Passive Acoustic Monitoring for Fish Sounds in the Delaware Bay

Researcher(s)

  • Ethan Pang, Electrical Engineering, Swarthmore College

Faculty Mentor(s)

  • Mohsen Badiey, Electrical and Computer Engineering, University of Delaware

Abstract

Passive acoustic monitoring (PAM) is a non-invasive and cost-effective way to monitor our oceans and the organisms inside of them. PAM techniques have been applied to sea animals like cetaceans, but applications to fish have been relatively less explored. This research specifically deals with soniferous fish in the Delaware Bay. Using databases such as Sounds of Western Atlantic Fishes by Marie P. Fish and William H. Mowbray, audio recordings of relevant fish calls can be visualized as spectrograms, which can then be matched to calls in spectrograms from collected Delaware Bay data. Given the capacity to record a single location for long periods of time, automation of this identification process through machine learning algorithms is necessary.

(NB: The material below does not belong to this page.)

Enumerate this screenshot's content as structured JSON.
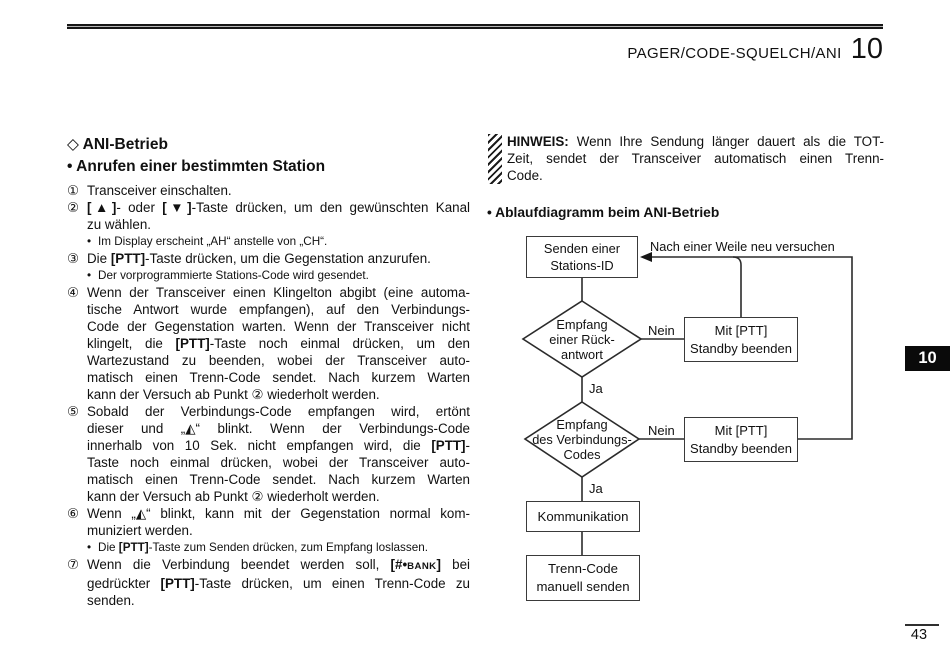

An extensive literature review of the state of the art in fish sound detection with machine learning was performed, and viable methods were tested with collected data from the Delaware Bay. A popular choice is YOLO (You Only Look Once), an object detection model that not only produces bounding boxes around areas of interest but also classifies them into categories. By training this model on spectrograms from the aforementioned existing databases, fish sounds in novel spectrograms generated from the Delaware Bay can be automatically detected and classified, increasing efficiency when compared with human data annotators. The results of these classifications can provide insight not only about the species themselves and how their sounds may change based on different factors, but also about the overall health of the ecosystem.